Posted: Mon Nov 19, 2007 11:23 pm
by bimo
Let me preface this question by saying that I haven't tried to connect to a db in almost a year and have hardly been doing any php.

With that out of the way, I'm ashamed to admit it, but I can't find my results. I want to dynamically populate a select list. I'd like to know if anyone sees what this bonehead (me) is missing. Here's my code:

Code: Select all

<option id="gen_sel_def1" default="true">~ select ~</option>
				<?php
				$querySG = "SELECT * from genre_name order by genre_name_id";				
				$results4 = mysql_query($querySG) or die('Query failed: ' . mysql_error());
				$numRows = mysql_num_rows($results4);
					print("numrows = ".count($numRows));
				$resArray = mysql_fetch_array($results4);
				if ($numRows <= 0) {
					echo "<h1>No rows found, nothing to print so I am exiting</h1>";
					exit;
				}		
				else {	
					print_r($resArray);
					foreach($resArray as $option) {		
						print_r($option);
						print("<option value='".$option['0']." name='".$option['1']."'>".$option."</option>\n");
					}		
					print_r($subgenre);
					print("<option>count = ".count($subgenre)."</option>");
					/*while($subgenre) {
						print("<option value='".$subgenre['genre_name_id']." name='".$subgenre['name']."'>".$subgenre['name']."</option>\n");
					}*/
				}
				?>			
				
			</select>
The connect is farther up the page (do I have to reconnect/select the db?) and when I run the query through mysql querybrowser, it works perfectly.

Thanks,

b

Posted: Tue Nov 20, 2007 11:05 am
by pickle
Ok, a few things:
  • The code snippet you've shown doesn't have an opening <select> tag.
  • If you do have an opening <select> tag higher up, then anything you output between the opening & closing <select> tags will NOT be visible on the screen unless it's inside an <option> tag. For example:

    Code: Select all

    <select>
        Hi Mom!
        <option>
           Mom
        </option>
    </select>
    Hi Mom! won't be visible.
  • Your result set is $results4. You're looping through $resArray however.
  • You're trying to use $option both as a scalar value and as an array - that won't work well.
You'll want to re-organize your code to something like this (very pseudo-code)

Code: Select all

$results = query('blah blah');
if(num_rows == 0)
{
   //no rows
}
else
{
  //open select
  while($row = mysql_fetch_assoc($results))
  {
    //show option
  }
  //close select
}
Note I used mysql_fetch_assoc() not mysql_fetch_array(). mysql_fetch_assoc() allows you to refer to column names by name & will survive a DB column re-ordering.

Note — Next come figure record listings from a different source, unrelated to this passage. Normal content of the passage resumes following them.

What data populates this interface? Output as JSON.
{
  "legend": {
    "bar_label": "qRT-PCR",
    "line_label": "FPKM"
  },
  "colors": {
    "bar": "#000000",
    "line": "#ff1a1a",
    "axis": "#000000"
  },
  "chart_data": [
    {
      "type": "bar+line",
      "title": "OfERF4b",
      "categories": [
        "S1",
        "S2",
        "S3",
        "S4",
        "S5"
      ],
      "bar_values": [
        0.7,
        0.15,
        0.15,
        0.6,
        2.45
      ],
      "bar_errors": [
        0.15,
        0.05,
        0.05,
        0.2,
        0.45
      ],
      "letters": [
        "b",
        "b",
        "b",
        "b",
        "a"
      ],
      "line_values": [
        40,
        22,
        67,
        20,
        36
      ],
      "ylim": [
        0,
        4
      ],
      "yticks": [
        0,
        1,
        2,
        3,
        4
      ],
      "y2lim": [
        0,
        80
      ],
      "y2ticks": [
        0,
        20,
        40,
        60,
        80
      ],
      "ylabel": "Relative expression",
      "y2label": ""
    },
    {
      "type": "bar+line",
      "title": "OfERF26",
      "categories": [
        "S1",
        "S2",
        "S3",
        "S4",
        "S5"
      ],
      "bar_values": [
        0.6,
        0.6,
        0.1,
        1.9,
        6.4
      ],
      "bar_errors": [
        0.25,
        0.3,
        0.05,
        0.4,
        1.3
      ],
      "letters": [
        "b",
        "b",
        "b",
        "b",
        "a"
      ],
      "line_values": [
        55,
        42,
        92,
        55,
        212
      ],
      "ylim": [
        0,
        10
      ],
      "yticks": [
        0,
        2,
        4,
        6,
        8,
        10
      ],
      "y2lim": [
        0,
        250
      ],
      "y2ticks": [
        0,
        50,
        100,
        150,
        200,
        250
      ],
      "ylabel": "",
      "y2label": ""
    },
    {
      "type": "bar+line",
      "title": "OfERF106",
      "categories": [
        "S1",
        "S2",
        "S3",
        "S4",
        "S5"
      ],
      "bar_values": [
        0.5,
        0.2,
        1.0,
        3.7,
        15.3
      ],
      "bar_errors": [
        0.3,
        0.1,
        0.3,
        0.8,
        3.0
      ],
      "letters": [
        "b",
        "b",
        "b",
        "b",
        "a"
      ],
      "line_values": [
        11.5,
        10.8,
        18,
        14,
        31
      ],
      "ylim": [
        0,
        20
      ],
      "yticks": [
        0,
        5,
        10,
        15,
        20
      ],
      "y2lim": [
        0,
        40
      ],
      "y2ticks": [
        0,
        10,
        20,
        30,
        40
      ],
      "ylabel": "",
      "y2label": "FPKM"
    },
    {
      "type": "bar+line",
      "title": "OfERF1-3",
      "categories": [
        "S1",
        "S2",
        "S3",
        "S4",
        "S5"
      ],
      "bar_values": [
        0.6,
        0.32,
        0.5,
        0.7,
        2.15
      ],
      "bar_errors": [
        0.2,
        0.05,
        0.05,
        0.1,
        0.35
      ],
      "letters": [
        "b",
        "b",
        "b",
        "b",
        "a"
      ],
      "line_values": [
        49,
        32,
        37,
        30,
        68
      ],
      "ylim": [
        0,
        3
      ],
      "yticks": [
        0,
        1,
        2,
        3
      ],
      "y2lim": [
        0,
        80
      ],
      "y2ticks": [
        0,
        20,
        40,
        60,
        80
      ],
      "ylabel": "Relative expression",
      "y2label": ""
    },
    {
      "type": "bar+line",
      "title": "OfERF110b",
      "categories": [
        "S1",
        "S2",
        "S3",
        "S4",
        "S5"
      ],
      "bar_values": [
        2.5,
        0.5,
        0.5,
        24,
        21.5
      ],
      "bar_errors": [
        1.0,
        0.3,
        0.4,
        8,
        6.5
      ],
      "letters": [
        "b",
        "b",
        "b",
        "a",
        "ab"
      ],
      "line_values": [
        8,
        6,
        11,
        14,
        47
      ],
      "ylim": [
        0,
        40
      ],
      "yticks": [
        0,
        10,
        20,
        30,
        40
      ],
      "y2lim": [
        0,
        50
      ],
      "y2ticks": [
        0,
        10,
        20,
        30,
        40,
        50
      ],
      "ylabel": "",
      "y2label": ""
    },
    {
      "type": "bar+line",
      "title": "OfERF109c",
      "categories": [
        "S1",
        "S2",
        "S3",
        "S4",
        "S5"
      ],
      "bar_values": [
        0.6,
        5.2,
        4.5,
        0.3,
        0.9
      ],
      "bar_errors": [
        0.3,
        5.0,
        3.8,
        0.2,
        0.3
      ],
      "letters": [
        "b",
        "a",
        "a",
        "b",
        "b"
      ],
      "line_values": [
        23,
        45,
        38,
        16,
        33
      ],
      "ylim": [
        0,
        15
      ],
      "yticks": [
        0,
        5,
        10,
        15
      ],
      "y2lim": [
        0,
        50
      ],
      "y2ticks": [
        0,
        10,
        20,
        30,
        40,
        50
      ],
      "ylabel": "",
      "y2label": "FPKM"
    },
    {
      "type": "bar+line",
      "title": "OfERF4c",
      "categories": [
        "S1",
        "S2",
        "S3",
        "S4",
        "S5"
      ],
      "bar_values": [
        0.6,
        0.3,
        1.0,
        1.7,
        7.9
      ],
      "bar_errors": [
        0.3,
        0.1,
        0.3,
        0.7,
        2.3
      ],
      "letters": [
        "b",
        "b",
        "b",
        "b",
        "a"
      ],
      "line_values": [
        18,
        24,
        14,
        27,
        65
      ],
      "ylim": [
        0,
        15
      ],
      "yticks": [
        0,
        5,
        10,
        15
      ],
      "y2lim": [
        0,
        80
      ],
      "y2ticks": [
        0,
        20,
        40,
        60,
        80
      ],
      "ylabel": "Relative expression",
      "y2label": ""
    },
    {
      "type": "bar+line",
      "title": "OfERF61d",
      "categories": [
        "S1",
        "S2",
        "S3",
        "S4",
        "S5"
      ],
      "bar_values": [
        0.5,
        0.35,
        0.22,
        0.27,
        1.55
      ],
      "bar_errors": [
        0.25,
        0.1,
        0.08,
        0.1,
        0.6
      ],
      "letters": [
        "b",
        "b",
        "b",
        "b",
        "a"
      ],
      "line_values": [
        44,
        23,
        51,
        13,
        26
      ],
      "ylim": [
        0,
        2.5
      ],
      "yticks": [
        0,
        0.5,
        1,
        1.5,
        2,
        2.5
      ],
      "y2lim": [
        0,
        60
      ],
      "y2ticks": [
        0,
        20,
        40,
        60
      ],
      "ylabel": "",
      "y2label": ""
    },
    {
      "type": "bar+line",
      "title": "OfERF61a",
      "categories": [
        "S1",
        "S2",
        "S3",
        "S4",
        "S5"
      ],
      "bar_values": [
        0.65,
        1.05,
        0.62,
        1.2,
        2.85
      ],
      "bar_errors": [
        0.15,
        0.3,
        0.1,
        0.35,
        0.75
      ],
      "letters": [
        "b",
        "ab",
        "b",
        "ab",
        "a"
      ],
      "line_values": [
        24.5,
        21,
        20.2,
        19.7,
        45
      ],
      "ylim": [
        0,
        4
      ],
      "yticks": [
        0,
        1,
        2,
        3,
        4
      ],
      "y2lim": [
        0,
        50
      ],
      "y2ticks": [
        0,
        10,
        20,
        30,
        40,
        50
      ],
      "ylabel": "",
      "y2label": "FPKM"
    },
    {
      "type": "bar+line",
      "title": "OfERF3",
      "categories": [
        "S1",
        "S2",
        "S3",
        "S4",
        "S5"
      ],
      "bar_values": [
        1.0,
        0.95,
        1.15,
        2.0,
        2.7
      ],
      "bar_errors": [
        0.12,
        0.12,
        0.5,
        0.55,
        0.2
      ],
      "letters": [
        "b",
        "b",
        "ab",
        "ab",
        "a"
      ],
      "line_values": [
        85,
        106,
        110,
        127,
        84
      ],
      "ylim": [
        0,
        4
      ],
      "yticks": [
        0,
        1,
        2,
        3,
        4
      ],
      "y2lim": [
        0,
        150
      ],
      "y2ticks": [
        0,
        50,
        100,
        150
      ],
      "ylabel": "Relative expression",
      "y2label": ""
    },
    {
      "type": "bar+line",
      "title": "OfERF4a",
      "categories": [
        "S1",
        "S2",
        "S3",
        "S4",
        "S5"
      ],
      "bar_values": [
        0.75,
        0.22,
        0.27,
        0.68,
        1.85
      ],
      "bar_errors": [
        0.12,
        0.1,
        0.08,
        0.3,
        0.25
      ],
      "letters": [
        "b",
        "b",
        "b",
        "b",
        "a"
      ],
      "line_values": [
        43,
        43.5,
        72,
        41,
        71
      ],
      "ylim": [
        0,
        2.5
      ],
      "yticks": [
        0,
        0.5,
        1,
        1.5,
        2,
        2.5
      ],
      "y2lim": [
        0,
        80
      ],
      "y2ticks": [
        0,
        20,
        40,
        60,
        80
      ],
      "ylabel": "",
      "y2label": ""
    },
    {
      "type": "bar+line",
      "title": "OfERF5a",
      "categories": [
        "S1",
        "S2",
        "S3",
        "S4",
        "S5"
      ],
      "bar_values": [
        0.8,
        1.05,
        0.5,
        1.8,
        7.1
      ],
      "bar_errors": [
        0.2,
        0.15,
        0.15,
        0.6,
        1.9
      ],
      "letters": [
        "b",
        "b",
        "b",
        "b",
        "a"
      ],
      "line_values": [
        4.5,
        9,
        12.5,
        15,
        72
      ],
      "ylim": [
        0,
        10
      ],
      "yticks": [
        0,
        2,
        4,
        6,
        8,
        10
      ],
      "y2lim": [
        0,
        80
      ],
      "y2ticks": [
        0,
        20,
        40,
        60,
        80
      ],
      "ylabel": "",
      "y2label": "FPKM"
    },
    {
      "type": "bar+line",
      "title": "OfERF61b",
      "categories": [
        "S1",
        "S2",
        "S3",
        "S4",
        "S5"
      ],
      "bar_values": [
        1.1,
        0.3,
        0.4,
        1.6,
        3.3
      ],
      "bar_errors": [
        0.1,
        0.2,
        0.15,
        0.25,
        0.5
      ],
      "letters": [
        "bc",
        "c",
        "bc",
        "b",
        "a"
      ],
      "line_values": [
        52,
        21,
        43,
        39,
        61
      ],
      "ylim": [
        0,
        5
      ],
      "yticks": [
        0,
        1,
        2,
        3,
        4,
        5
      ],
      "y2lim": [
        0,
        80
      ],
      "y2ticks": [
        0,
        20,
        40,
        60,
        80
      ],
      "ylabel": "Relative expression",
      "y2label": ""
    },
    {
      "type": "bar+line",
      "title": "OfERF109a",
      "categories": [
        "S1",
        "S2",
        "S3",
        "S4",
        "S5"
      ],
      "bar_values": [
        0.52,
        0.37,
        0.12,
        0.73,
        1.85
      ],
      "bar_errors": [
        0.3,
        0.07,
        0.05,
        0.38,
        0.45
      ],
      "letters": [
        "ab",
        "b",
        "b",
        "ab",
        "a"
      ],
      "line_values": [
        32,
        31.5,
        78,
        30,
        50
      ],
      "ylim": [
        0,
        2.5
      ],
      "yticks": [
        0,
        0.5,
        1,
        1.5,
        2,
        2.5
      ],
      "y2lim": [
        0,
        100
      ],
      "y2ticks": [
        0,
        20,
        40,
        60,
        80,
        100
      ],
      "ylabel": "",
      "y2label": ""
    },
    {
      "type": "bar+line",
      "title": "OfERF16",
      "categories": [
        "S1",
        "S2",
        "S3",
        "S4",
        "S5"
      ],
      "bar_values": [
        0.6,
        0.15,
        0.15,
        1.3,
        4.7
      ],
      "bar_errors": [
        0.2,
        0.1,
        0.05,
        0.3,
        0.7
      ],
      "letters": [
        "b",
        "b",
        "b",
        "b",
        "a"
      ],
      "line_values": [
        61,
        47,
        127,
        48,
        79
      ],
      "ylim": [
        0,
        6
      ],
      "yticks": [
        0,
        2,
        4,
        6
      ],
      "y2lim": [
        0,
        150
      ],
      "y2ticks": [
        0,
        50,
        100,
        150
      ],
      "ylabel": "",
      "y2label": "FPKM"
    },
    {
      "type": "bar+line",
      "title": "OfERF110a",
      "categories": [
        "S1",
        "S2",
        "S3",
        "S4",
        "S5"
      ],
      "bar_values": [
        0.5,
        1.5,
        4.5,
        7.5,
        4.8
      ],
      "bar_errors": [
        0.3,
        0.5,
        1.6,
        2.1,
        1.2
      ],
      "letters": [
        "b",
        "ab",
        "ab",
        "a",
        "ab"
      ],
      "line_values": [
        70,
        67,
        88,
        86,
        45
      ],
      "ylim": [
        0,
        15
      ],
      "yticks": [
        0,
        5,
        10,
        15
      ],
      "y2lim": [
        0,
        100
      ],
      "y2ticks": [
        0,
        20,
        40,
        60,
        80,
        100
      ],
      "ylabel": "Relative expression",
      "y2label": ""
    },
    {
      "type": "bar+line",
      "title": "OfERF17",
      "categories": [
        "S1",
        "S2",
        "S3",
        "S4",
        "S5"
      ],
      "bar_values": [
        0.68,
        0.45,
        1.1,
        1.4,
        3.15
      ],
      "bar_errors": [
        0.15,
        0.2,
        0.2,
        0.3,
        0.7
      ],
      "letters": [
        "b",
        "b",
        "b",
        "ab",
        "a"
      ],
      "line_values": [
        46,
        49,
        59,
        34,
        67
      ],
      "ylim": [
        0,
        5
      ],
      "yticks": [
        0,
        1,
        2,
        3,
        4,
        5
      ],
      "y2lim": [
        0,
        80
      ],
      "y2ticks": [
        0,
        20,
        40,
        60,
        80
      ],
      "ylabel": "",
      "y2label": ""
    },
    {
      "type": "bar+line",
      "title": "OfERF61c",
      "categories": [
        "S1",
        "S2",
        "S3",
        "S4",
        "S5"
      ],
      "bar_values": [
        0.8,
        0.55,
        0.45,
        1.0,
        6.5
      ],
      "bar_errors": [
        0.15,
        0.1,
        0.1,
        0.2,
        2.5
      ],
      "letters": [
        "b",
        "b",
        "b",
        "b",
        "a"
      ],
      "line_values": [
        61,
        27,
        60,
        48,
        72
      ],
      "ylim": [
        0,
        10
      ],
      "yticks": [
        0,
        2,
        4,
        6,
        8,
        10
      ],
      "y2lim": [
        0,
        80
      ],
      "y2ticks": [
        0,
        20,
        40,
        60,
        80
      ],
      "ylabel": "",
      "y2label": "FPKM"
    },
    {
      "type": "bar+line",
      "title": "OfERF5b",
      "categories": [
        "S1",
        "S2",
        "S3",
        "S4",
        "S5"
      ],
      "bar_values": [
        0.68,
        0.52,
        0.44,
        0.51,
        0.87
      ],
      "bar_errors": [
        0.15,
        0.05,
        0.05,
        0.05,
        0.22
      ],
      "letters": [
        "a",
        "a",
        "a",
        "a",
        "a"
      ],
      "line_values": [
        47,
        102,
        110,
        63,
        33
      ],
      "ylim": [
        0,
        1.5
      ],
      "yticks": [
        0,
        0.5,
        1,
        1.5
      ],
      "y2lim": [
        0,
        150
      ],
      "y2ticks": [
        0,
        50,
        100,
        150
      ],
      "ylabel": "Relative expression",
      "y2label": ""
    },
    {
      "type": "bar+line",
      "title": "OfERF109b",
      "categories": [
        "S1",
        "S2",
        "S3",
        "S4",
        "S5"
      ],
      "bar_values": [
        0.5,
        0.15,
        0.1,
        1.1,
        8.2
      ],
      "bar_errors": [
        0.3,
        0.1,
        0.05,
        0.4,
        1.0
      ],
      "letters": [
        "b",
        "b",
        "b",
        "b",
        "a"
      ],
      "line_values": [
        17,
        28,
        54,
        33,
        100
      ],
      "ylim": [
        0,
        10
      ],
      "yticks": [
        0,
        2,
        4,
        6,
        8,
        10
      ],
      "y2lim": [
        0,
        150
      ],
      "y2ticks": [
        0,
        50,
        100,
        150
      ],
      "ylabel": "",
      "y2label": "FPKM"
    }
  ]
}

Posted: Tue Nov 20, 2007 9:06 pm
by bimo
Thanks. That snippet is contained in a select tag. Maybe being overzealous in my attempt at brevity, I didn't include it. Sorry.

And I had tried mysql_fetch assoc, too. Thanks for the reorganization, though. After the holiday I will try it out.

b

Posted: Tue Nov 20, 2007 10:15 pm
by bimo
Thanks, I got it to work. geez, I must have been pretty tired. sloppy mistakes...